Alors que la structure énergétique mondiale s'ajuste progressivement, l'Afrique du Sud est confrontée au défi de la transition de son industrie charbonnière. Le pays dépend encore à 74 % du charbon pour son électricité, possédant environ 108 mines de charbon, 14 centrales électriques au charbon et des ports de transport dédiés. Pour atteindre l'objectif de zéro émission nette d'ici 2050, l'Afrique du Sud doit progressivement éliminer le charbon tout en évitant un impact négatif sur les travailleurs et les communautés.
Des études montrent que la fermeture directe des mines et des centrales électriques aurait un impact économique significatif. Le secteur charbonnier sud-africain fournit directement plus de 100 000 emplois et soutient indirectement plusieurs milliers d'autres. Sans planification, ces emplois pourraient disparaître. Les recherches de Sandeep Pai et Jennifer Broadhurst indiquent que les infrastructures charbonnières peuvent être reconverties en nouveaux centres agricoles et d'énergies renouvelables pour réaliser une transition juste.
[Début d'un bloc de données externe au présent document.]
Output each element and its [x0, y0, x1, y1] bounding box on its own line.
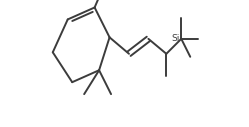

En Afrique du Sud, des cas de réutilisation des ressources charbonnières sont déjà explorés. La centrale électrique au charbon de Grootvlei construit un centre horticole climato-intelligent, utilisant les sites miniers pour cultiver des produits et former aux compétences agricoles. Les hubs d'énergies renouvelables exploitent quant à eux les réseaux routiers, ferroviaires et électriques existants pour soutenir la production d'énergie propre et le stockage d'électricité. Ces transitions doivent faire partie d'une stratégie régionale, favorisant la transformation coordonnée des mines, centrales, voies ferrées et ports.
Cependant, la transition progresse lentement. Le cadre politique n'a pas de force juridique contraignante, et l'entreprise publique Eskom manque de fonds suffisants. Le Partenariat international pour la transition énergétique juste a promis environ 14,3 milliards de dollars de financement, mais les procédures d'approbation sont complexes et les fonds n'ont pas été débloqués à temps sur les sites des projets. Le projet pilote de Glencore montre qu'en utilisant de l'eau traitée des mines, il est possible de cultiver du blé d'hiver sur des terres réhabilitées, démontrant ainsi le potentiel des paysages post-miniers. Les sites miniers pourraient également être utilisés pour cultiver des plantes industrielles comme le chanvre ou le kenaf, soutenant les industries du textile, de la construction et de la bioénergie.
Les chercheurs soulignent qu'une transition véritablement juste doit garantir que les travailleurs et les communautés affectés en bénéficient sur les plans économique et social, évitant ainsi d'aggraver les inégalités passées.